See fairseq/utils.py
:367
.
# fairseq/utils.py
def resolve_max_positions(*args):
"""Resolve max position constraints from multiple sources."""
[...]
max_positions = None
for arg in args:
if max_positions is None:
max_positions = arg
elif arg is not None:
max_positions, arg = _match_types(max_positions, arg)
if isinstance(arg, float) or isinstance(arg, int):
max_positions = min(max_positions, arg)
elif isinstance(arg, dict):
max_positions = map_value_update(max_positions, arg)
else:
max_positions = tuple(map(nullsafe_min, zip(max_positions, arg)))
return max_positions
And consider where the multilingual translation task uses the following for max positions:
# fairseq/tasks/multilingual_translation.py
# class MultilingualTranslationTask(FairseqTask):
[...]
def max_positions(self):
"""Return the max sentence length allowed by the task."""
if len(self.datasets.values()) == 0:
return {'%s-%s' % (self.args.source_lang, self.args.target_lang):
(self.args.max_source_positions, self.args.max_target_positions)}
return OrderedDict([
(key, (self.args.max_source_positions, self.args.max_target_positions))
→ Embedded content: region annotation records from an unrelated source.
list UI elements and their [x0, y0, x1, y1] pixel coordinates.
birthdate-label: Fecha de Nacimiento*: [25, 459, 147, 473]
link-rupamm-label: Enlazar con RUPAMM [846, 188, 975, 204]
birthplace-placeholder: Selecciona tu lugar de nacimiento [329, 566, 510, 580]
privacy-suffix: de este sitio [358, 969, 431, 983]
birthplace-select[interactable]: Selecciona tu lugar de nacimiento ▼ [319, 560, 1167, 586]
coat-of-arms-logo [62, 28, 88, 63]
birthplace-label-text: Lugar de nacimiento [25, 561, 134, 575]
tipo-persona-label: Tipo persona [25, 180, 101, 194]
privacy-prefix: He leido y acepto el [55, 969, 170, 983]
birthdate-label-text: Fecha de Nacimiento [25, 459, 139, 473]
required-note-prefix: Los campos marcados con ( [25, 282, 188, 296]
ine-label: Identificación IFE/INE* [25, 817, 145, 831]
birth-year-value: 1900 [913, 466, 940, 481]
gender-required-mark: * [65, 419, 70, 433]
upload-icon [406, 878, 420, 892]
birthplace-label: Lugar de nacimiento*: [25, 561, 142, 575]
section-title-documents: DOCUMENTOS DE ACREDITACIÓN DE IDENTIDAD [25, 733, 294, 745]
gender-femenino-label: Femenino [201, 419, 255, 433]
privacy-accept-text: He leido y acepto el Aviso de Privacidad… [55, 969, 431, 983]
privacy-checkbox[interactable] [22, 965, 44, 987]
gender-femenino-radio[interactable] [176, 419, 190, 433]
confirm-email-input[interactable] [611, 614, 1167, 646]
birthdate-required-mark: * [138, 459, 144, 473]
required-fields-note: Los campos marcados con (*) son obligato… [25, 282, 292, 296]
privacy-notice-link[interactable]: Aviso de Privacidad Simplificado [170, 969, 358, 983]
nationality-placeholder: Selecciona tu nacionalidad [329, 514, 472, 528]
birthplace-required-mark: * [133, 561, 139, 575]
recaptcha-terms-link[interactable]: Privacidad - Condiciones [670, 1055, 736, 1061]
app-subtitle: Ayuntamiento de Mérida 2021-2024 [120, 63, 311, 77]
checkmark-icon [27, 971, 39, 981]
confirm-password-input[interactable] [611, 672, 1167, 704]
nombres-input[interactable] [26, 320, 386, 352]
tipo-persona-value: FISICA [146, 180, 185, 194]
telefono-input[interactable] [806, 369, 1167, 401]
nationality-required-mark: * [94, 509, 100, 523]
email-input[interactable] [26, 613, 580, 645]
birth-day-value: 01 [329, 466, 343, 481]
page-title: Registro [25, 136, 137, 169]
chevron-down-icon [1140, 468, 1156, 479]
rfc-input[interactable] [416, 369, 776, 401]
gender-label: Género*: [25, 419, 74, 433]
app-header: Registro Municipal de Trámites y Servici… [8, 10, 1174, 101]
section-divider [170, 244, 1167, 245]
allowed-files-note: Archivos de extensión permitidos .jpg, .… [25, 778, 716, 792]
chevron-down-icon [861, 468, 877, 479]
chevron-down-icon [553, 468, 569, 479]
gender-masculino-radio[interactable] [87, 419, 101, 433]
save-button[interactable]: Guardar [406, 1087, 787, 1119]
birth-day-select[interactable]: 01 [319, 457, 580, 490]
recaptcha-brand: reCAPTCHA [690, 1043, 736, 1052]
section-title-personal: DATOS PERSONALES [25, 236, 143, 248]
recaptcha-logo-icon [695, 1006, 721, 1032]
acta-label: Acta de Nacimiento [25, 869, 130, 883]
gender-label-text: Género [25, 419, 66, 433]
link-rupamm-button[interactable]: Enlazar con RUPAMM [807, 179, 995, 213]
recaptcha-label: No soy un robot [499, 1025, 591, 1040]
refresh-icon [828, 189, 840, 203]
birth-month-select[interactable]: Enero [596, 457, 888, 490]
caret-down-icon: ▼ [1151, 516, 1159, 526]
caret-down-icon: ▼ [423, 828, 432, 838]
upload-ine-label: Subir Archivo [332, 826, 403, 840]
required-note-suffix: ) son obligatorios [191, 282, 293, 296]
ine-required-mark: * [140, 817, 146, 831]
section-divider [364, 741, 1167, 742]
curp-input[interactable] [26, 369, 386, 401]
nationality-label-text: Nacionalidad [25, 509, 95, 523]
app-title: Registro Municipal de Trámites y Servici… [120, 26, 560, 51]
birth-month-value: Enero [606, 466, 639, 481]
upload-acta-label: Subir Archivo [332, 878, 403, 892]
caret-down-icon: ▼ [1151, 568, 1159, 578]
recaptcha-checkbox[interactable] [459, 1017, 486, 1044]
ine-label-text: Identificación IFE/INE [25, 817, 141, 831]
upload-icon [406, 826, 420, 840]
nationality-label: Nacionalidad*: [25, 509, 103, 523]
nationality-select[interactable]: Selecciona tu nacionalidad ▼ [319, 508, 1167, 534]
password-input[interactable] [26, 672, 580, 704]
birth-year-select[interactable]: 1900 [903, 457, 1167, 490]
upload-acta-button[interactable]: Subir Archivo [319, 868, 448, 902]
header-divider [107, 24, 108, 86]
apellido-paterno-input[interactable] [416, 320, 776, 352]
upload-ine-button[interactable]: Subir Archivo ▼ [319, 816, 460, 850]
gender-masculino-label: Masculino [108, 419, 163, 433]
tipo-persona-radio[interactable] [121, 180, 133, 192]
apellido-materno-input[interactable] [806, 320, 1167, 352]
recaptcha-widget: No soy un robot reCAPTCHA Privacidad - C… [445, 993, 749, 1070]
for split in self.datasets.keys()
for key in self.datasets[split].datasets.keys()
])
Which returns a dict like {lang_pairs...: (max1, max2)}
.
Then the resolve function tries to match types between all the passed max_positions values. Which can be a number, a tuple, or a dict. Once it sees a dict, max_positions
becomes a dict and any later values will error as there’s no meaningful upgrade from dict to dict.